Although inflation has moderated since reaching its peak last summer, Federal Reserve Chair Jerome Powell expressed concerns about the insufficient progress in underlying trends, suggesting a lack of comfort with the current situation.
Following the Fed’s announcement, bond yields in the market increased in anticipation of future rate hikes. The 10-year yield initially rose to 3.83% from 3.77% just before the announcement. However, it later declined to 3.79%, compared to the previous day’s rate of 3.82%. The 10-year yield plays a role in determining interest rates for significant loans, including mortgages.
Although inflation has moderated since reaching its peak last summer, Federal Reserve Chair Jerome Powell expressed concerns about the insufficient progress in underlying trends, suggesting a lack of comfort with the current situation.
Following the Fed’s announcement, bond yields in the market increased in anticipation of future rate hikes.
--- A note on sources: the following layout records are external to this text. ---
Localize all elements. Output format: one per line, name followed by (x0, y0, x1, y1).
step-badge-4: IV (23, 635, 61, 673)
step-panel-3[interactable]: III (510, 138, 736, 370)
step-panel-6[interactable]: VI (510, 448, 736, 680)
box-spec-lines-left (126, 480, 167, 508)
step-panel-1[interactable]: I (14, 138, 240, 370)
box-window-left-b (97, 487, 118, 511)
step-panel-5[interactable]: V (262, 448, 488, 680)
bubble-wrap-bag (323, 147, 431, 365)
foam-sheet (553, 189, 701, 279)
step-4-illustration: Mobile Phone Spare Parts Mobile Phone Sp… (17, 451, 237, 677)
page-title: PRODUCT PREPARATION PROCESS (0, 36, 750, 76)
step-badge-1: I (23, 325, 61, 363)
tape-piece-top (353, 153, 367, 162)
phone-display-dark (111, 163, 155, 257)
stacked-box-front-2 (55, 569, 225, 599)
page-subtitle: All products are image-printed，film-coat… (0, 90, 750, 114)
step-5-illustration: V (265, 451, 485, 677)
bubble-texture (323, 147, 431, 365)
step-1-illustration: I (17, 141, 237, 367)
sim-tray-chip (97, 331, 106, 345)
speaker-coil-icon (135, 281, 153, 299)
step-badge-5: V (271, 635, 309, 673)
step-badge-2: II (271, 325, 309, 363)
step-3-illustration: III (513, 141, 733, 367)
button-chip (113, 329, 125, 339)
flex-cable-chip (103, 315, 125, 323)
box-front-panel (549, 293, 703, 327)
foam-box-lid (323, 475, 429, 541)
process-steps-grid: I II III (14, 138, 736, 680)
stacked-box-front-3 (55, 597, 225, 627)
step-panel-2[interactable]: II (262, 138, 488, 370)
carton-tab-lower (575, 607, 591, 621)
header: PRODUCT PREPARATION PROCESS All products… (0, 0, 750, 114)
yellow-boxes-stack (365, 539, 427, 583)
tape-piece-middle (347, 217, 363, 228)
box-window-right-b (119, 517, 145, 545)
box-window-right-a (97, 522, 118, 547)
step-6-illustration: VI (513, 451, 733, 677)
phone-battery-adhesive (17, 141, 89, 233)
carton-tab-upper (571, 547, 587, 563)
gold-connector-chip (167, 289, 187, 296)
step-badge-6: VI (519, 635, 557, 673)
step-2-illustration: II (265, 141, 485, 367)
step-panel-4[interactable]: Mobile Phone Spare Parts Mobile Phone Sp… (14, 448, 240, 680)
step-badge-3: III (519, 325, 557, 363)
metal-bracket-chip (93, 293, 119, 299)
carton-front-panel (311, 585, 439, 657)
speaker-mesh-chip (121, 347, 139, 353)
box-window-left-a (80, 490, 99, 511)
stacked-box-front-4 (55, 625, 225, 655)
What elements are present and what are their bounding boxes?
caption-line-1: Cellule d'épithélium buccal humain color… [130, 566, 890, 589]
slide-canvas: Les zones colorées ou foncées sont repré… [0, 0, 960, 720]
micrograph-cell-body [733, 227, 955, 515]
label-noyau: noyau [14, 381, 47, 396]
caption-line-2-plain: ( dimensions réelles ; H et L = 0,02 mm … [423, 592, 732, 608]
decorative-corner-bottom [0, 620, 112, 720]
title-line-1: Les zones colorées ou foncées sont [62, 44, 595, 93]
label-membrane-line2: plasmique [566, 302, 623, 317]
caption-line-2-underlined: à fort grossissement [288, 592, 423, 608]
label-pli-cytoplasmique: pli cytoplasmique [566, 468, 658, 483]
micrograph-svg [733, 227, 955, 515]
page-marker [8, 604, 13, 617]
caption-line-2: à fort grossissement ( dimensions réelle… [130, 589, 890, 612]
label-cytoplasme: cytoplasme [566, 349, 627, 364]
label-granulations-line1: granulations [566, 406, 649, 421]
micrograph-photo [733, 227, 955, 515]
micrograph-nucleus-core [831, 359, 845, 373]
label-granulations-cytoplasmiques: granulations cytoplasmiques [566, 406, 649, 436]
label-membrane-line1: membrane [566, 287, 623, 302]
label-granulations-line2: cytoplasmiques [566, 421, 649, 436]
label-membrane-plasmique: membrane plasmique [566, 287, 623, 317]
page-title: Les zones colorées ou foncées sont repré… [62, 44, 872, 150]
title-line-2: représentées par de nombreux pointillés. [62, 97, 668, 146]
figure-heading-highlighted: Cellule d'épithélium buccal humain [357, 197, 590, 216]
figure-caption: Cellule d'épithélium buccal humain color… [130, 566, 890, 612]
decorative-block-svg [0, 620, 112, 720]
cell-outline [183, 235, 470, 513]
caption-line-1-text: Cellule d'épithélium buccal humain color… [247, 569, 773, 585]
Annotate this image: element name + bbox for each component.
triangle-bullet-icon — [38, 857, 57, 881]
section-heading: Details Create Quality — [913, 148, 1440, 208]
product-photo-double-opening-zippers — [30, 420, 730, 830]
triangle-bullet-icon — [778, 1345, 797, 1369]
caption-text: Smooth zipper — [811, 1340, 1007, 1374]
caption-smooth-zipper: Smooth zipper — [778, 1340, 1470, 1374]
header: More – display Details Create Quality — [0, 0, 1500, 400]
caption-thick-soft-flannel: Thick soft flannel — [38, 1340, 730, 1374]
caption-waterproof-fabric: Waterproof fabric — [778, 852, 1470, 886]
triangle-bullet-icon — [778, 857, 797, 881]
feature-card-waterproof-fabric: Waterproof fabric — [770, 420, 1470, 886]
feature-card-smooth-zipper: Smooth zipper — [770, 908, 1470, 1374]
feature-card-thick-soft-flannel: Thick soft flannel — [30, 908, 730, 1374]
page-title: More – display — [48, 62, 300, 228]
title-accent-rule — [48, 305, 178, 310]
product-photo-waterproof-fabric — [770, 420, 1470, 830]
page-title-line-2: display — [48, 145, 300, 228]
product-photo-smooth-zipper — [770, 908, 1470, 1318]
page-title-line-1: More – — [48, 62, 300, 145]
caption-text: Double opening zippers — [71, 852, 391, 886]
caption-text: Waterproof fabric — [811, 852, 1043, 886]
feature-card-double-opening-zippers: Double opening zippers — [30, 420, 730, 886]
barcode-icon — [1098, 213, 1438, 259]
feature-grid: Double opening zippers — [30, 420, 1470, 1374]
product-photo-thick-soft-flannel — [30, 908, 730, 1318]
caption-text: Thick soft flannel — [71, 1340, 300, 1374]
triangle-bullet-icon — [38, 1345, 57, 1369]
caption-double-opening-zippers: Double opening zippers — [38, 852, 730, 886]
The 10-year yield initially rose to 3.83% from 3.77% just before the announcement. However, it later declined to 3.79%, compared to the previous day’s rate of 3.82%. The 10-year yield plays a role in determining interest rates for significant loans, including mortgages.
In energy trading, the price of benchmark U.S. crude oil declined by 13 cents, settling at $68.14 per barrel on the New York Mercantile Exchange’s electronic trading platform. On the previous day, it experienced a drop of $1.15, closing at $68.27 per barrel.
Meanwhile, Brent crude, which serves as the international standard, experienced a decrease of 15 cents, reaching $73.05 per barrel.
Regarding currency trading, the U.S. dollar strengthened against the Japanese yen, with an exchange rate of 141.03 yen compared to 140.07 yen. Conversely, the euro weakened against the U.S. dollar, costing $1.0814 compared to $1.0833.